Women who described themselves as being one of the morning people were exposed to four times the risk of breast cancer. On the other hand, women who preferred to stay up late at night were only twice as likely to have breast cancer as those not working during nights, but were less affected than those who complained about night shifts.

Disruption to the body clock and alteration in melatonin hormone levels (darkness hormone) was identified as the reason for the disease. Night shifts expose a person to light at night, which reduces the production of melatonin. This weakens the shield against certain cancers.

Morning people who have had difficulties in coping with nigh shifts were observed to be stressed and sleep-deprived. Moreover, repeated changes in work schedule also led to deregulation of the circadian cell cycle of the examined women.

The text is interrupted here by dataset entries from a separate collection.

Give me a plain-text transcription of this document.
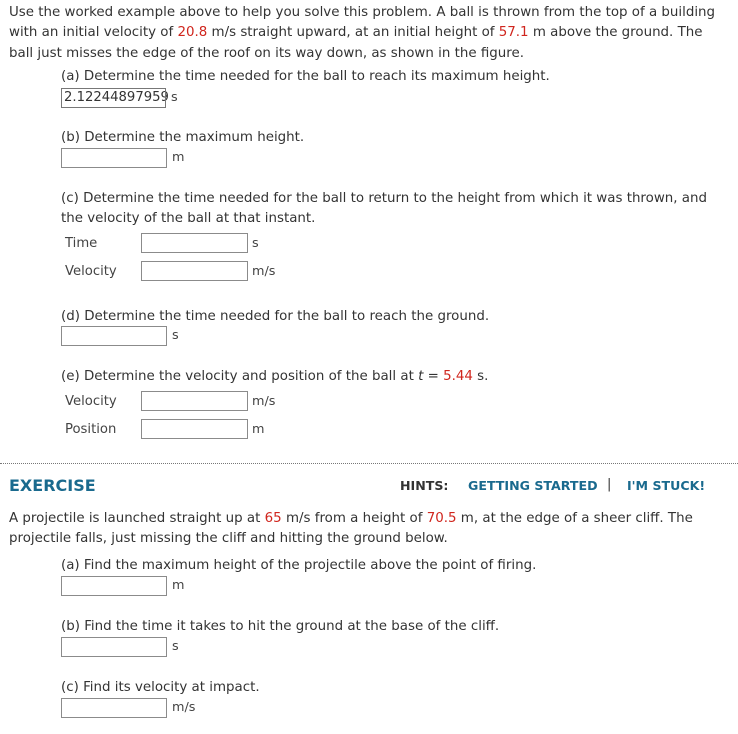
Use the worked example above to help you solve this problem. A ball is thrown from the top of a building with an initial velocity of 20.8 m/s straight upward, at an initial height of 57.1 m above the ground. The ball just misses the edge of the roof on its way down, as shown in the figure.
(a) Determine the time needed for the ball to reach its maximum height.
2.12244897959 s
(b) Determine the maximum height.
m
(c) Determine the time needed for the ball to return to the height from which it was thrown, and the velocity of the ball at that instant.
Time	s
Velocity	m/s
(d) Determine the time needed for the ball to reach the ground.
s
(e) Determine the velocity and position of the ball at t = 5.44 s.
Velocity	m/s
Position	m
EXERCISE	HINTS: GETTING STARTED | I'M STUCK!
A projectile is launched straight up at 65 m/s from a height of 70.5 m, at the edge of a sheer cliff. The projectile falls, just missing the cliff and hitting the ground below.
(a) Find the maximum height of the projectile above the point of firing.
m
(b) Find the time it takes to hit the ground at the base of the cliff.
s
(c) Find its velocity at impact.
m/s
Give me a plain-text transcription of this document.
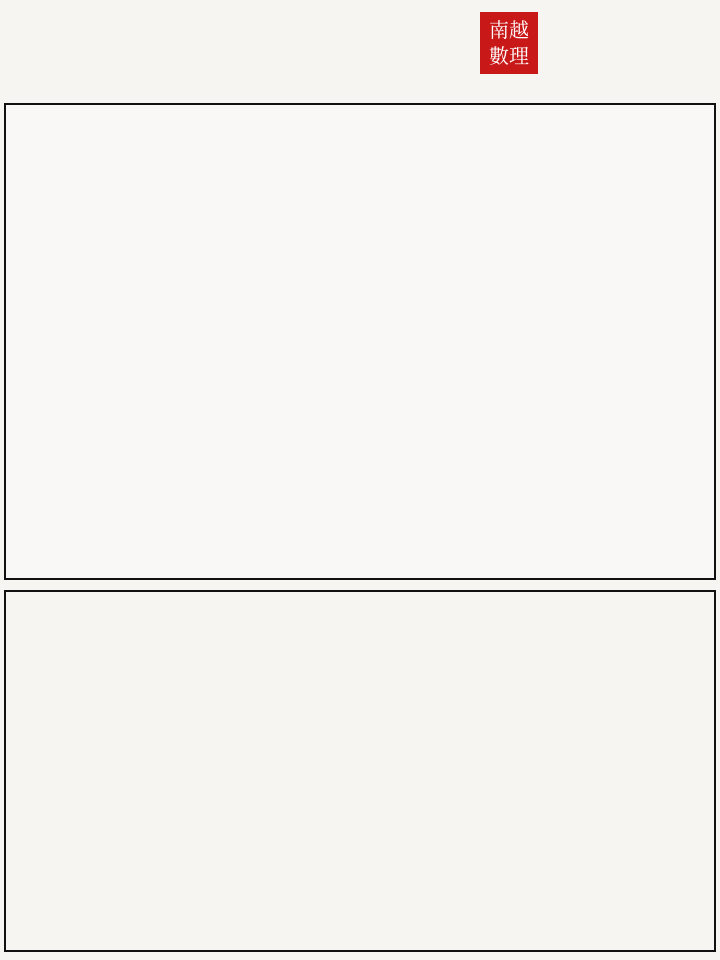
南 越
數 理
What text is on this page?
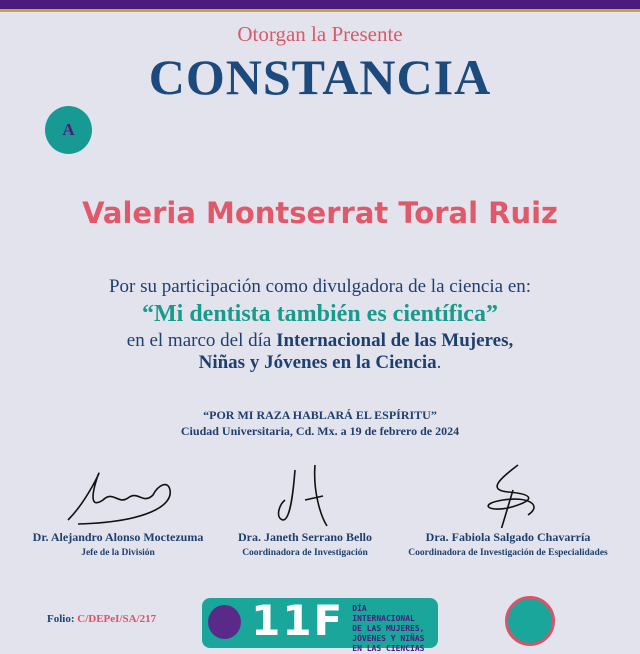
Otorgan la Presente
CONSTANCIA
A
Valeria Montserrat Toral Ruiz
Por su participación como divulgadora de la ciencia en:
“Mi dentista también es científica”
en el marco del día Internacional de las Mujeres,
Niñas y Jóvenes en la Ciencia.
“POR MI RAZA HABLARÁ EL ESPÍRITU”
Ciudad Universitaria, Cd. Mx. a 19 de febrero de 2024
Dr. Alejandro Alonso Moctezuma
Jefe de la División
Dra. Janeth Serrano Bello
Coordinadora de Investigación
Dra. Fabiola Salgado Chavarría
Coordinadora de Investigación de Especialidades
Folio: C/DEPeI/SA/217 11F DÍA INTERNACIONAL
DE LAS MUJERES,
JÓVENES Y NIÑAS
EN LAS CIENCIAS
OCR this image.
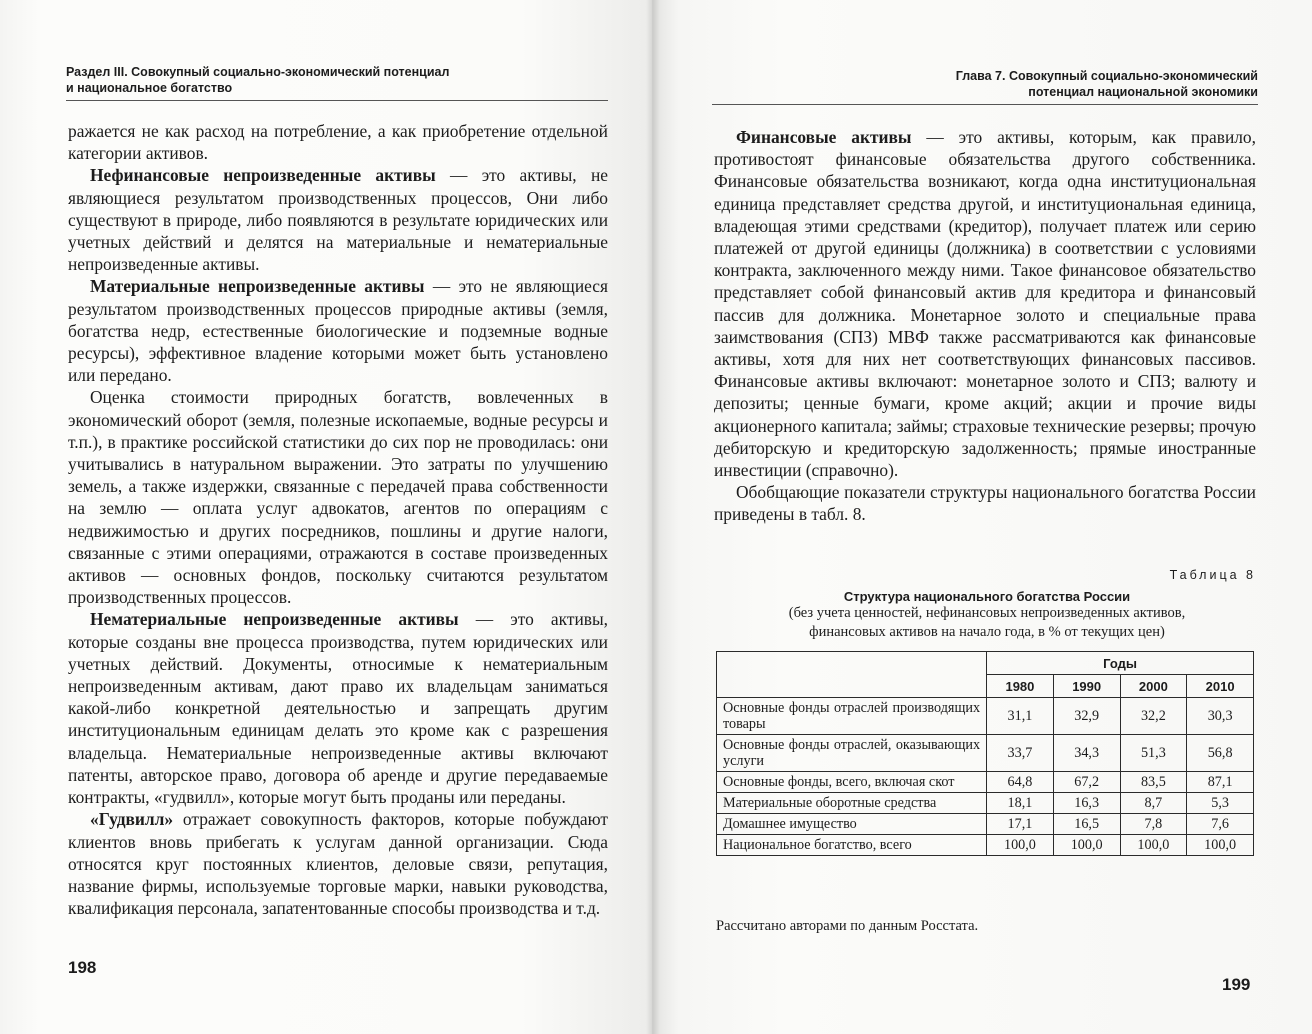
Раздел III. Совокупный социально-экономический потенциал
и национальное богатство

ражается не как расход на потребление, а как приобретение отдельной категории активов.

Нефинансовые непроизведенные активы — это активы, не являющиеся результатом производственных процессов, Они либо существуют в природе, либо появляются в результате юридических или учетных действий и делятся на материальные и нематериальные непроизведенные активы.

Материальные непроизведенные активы — это не являющиеся результатом производственных процессов природные активы (земля, богатства недр, естественные биологические и подземные водные ресурсы), эффективное владение которыми может быть установлено или передано.

Оценка стоимости природных богатств, вовлеченных в экономический оборот (земля, полезные ископаемые, водные ресурсы и т.п.), в практике российской статистики до сих пор не проводилась: они учитывались в натуральном выражении. Это затраты по улучшению земель, а также издержки, связанные с передачей права собственности на землю — оплата услуг адвокатов, агентов по операциям с недвижимостью и других посредников, пошлины и другие налоги, связанные с этими операциями, отражаются в составе произведенных активов — основных фондов, поскольку считаются результатом производственных процессов.

Нематериальные непроизведенные активы — это активы, которые созданы вне процесса производства, путем юридических или учетных действий. Документы, относимые к нематериальным непроизведенным активам, дают право их владельцам заниматься какой-либо конкретной деятельностью и запрещать другим институциональным единицам делать это кроме как с разрешения владельца. Нематериальные непроизведенные активы включают патенты, авторское право, договора об аренде и другие передаваемые контракты, «гудвилл», которые могут быть проданы или переданы.

«Гудвилл» отражает совокупность факторов, которые побуждают клиентов вновь прибегать к услугам данной организации. Сюда относятся круг постоянных клиентов, деловые связи, репутация, название фирмы, используемые торговые марки, навыки руководства, квалификация персонала, запатентованные способы производства и т.д.

198
Глава 7. Совокупный социально-экономический
потенциал национальной экономики

Финансовые активы — это активы, которым, как правило, противостоят финансовые обязательства другого собственника. Финансовые обязательства возникают, когда одна институциональная единица представляет средства другой, и институциональная единица, владеющая этими средствами (кредитор), получает платеж или серию платежей от другой единицы (должника) в соответствии с условиями контракта, заключенного между ними. Такое финансовое обязательство представляет собой финансовый актив для кредитора и финансовый пассив для должника. Монетарное золото и специальные права заимствования (СПЗ) МВФ также рассматриваются как финансовые активы, хотя для них нет соответствующих финансовых пассивов. Финансовые активы включают: монетарное золото и СПЗ; валюту и депозиты; ценные бумаги, кроме акций; акции и прочие виды акционерного капитала; займы; страховые технические резервы; прочую дебиторскую и кредиторскую задолженность; прямые иностранные инвестиции (справочно).

Обобщающие показатели структуры национального богатства России приведены в табл. 8.

Таблица 8
Структура национального богатства России
(без учета ценностей, нефинансовых непроизведенных активов,
финансовых активов на начало года, в % от текущих цен)
	Годы			
	1980	1990	2000	2010
Основные фонды отраслей производящих товары	31,1	32,9	32,2	30,3
Основные фонды отраслей, оказывающих услуги	33,7	34,3	51,3	56,8
Основные фонды, всего, включая скот	64,8	67,2	83,5	87,1
Материальные оборотные средства	18,1	16,3	8,7	5,3
Домашнее имущество	17,1	16,5	7,8	7,6
Национальное богатство, всего	100,0	100,0	100,0	100,0
Рассчитано авторами по данным Росстата.
199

Several researches and studies have linked disruption of internal biological clock due to work schedule (jetlag) by way of impact on health in the form of lack of sleep, cardiovascular and metabolic effects. This study has further highlighted the adverse effects of shift work by relating night shifts with cancer.

Research questionnaire retrieved aspects of everyday life such as lifestyle pattern, family issues and sun exposure from the subjects. They were also asked to provide details of any serious illness, treatment method, especially hormone replacement therapy and contraceptives that they may have undergone.

The research results were published in the journal Occupational and Environmental Health, which revealed the work of the research panel at Institute of Cancer Epidemiology (Copenhagen). The panel was headed by Dr Johnni Hansen.